Madalyonlar büyük kahramanlıkları kutsamak için yapılmıştır ve kazananların boynundadır.
Kaybetmek kolay, kazanmak zor diye bilinir. Kaybetmenin kolaylığı, düşüncesizce yapılanların, söylenenlerin ardında gizlidir. Kazanmanın zorluğu ise yılları, olayları, insanları sayısız kere deneyimlemenin zorunluluğundan gelir.
Oysa bilinenin aksine kazanmak kolay, kaybetmek zordur...
Kaybetmenin fiziki olmayan zorluğu kaybedişten sonra başlar.
Hiçbir deneyim bunu geri çeviremez. Hatırlanır sadece:
Acıdan kaskatı kesilmiş madalyonun iki yanını da görebiliyordu. Dilsizlerin dünyasından bakmıştı, senelerce. Sadece bakmıştı. İşin tuhafı bundan hiç şikayet etmemişti. Kolayına kaçmıştı belki de. Belki de işine öyle gelmişti. Kalabalıklara karışmaktansa, dingin yaşamında, kendince devam etmek, bir başka mutluluk tanımıydı…
Boynunda taşıdığı madalyon düştü bir gün. Yüzyıllık ağırlıkla eğilip madalyonu kaldırmak istedi, kaldıramadı... Ne gücü, ne hırsı, ne heyecanı yetti buna. Sadece onsuz ne kadar eksik, ne kadar yarım olduğunu düşündü. Onsuz yaşamaya alışmalıydı. Yüzyıl boynunda taşıdığı bu madalyon olmadan incecik boynu artık hep üşüyecekti. Ağrılar girecekti yüreğine. Sesi hep çatallı çıkacaktı. Aynaya baktığında boynunu es geçecekti. Rüyalarında görmeyecekti. Anladı... Kaybediyordu.
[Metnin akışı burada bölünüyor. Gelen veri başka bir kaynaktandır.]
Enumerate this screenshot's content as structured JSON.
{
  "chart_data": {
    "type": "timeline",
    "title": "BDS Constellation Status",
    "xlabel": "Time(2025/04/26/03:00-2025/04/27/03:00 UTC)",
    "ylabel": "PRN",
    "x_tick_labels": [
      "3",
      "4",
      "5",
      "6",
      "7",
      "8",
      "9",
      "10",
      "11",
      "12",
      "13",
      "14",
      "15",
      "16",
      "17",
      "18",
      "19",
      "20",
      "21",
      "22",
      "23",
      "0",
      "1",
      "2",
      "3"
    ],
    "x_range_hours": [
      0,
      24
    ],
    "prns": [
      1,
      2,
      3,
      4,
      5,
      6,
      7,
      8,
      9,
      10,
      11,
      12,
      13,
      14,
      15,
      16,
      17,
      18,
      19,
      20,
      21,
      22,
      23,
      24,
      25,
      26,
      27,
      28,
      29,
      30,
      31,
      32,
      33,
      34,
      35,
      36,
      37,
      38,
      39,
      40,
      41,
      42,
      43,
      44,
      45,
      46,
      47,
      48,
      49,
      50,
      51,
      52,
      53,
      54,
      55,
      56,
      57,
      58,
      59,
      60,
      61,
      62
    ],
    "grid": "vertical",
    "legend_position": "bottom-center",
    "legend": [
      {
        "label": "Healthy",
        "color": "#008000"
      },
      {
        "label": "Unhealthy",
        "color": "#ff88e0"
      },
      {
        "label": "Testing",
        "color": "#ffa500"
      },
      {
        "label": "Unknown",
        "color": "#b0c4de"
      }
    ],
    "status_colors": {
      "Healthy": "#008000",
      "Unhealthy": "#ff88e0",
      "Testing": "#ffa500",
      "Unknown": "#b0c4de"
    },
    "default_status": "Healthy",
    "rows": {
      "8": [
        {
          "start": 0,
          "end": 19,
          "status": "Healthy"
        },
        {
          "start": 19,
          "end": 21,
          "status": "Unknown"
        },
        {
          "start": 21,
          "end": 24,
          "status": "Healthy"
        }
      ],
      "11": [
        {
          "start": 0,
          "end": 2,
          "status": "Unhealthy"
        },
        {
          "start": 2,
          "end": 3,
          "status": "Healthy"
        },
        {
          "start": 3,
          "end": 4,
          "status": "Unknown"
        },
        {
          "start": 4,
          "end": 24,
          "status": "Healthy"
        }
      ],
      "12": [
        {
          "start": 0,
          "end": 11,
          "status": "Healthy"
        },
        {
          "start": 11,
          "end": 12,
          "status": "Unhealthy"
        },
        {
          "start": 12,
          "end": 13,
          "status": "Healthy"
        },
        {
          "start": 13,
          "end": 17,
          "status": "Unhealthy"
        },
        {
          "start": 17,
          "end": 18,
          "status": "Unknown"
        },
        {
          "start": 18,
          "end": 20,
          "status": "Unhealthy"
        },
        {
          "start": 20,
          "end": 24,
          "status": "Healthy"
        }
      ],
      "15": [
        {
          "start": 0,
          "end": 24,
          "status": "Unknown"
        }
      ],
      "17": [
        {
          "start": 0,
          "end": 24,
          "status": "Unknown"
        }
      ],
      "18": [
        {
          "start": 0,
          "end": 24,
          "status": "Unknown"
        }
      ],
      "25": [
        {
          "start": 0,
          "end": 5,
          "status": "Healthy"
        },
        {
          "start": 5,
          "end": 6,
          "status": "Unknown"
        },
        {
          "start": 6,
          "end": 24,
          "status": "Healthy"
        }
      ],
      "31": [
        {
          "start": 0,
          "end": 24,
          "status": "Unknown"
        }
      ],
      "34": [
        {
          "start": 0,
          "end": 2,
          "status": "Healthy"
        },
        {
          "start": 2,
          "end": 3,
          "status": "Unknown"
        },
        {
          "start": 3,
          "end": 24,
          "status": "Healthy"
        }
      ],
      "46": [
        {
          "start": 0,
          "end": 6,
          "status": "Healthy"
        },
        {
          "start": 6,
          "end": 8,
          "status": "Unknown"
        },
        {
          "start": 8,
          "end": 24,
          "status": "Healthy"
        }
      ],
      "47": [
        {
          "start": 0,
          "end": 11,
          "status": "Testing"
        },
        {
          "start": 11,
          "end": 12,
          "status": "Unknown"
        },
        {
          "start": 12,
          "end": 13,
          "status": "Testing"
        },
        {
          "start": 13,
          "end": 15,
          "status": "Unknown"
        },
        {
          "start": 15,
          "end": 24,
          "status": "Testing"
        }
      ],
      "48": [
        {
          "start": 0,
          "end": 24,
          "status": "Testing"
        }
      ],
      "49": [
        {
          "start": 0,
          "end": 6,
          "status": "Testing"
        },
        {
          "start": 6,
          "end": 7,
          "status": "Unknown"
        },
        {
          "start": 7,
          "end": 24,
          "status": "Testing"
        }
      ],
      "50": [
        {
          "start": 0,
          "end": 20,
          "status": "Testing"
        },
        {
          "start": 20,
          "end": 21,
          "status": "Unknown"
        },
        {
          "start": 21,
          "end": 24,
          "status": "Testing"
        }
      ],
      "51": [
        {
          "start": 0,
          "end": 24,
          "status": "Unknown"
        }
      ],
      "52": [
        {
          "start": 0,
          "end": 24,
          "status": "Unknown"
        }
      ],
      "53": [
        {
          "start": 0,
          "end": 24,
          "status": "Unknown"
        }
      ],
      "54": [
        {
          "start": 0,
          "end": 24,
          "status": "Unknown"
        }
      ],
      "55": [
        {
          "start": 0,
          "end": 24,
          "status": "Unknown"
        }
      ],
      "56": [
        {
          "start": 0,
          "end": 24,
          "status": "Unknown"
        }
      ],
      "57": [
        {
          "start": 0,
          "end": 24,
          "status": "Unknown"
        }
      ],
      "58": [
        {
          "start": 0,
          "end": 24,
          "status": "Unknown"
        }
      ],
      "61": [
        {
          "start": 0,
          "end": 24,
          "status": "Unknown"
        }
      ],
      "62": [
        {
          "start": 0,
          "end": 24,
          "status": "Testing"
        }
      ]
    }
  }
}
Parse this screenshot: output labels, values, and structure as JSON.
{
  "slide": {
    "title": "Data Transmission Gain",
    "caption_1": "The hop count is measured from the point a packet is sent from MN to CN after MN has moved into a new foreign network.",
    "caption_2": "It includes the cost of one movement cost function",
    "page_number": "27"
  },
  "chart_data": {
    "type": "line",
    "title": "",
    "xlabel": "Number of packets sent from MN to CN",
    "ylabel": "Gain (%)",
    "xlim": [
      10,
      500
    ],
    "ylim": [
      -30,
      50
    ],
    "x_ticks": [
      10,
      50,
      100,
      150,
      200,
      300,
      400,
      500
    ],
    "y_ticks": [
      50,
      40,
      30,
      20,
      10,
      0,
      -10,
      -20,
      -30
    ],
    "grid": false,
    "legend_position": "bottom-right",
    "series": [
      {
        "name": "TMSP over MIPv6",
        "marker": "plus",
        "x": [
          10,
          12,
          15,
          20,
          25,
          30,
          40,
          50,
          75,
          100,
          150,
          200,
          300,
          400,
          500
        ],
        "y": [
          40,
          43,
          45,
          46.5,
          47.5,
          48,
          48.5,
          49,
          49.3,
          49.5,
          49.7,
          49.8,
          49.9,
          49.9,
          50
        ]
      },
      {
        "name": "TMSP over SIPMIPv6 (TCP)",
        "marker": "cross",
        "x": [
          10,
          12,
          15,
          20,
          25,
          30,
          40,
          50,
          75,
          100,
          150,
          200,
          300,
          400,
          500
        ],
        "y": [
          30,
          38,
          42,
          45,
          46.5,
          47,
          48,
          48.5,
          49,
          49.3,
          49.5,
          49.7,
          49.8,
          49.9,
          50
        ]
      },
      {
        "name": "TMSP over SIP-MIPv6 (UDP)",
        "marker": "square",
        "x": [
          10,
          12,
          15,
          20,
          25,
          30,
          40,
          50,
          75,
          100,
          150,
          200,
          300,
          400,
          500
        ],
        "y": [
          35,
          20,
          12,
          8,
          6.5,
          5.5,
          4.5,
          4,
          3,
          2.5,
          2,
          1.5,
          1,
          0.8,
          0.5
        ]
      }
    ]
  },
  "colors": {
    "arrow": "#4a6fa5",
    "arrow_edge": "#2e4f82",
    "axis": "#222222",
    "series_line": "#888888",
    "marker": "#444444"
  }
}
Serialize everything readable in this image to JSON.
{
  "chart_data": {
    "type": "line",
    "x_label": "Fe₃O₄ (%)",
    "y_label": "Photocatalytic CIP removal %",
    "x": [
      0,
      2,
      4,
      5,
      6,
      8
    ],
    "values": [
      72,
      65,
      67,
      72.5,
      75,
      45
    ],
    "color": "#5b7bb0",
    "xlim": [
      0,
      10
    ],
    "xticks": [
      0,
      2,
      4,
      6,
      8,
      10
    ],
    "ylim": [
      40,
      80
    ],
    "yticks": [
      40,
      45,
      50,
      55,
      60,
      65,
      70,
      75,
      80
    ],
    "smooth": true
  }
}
Hem de bile isteye.
Madalyon düştüğü yerde öylece duruyordu. Ona son kez baktı. Görünen yüzü aydınlıktı. O ışık içini son kez ısıttı... Karanlık yüzünü düşündü sonra. Baktığında orada göreceklerinden korktu. Sayısız kere deneyimlenmiş ama hala şaşırtacak kadar çıkarcıların varlığından acı duydu. Beklenen olmuştu. Madalyon kazananların boynundaki yerini çoktan almıştı.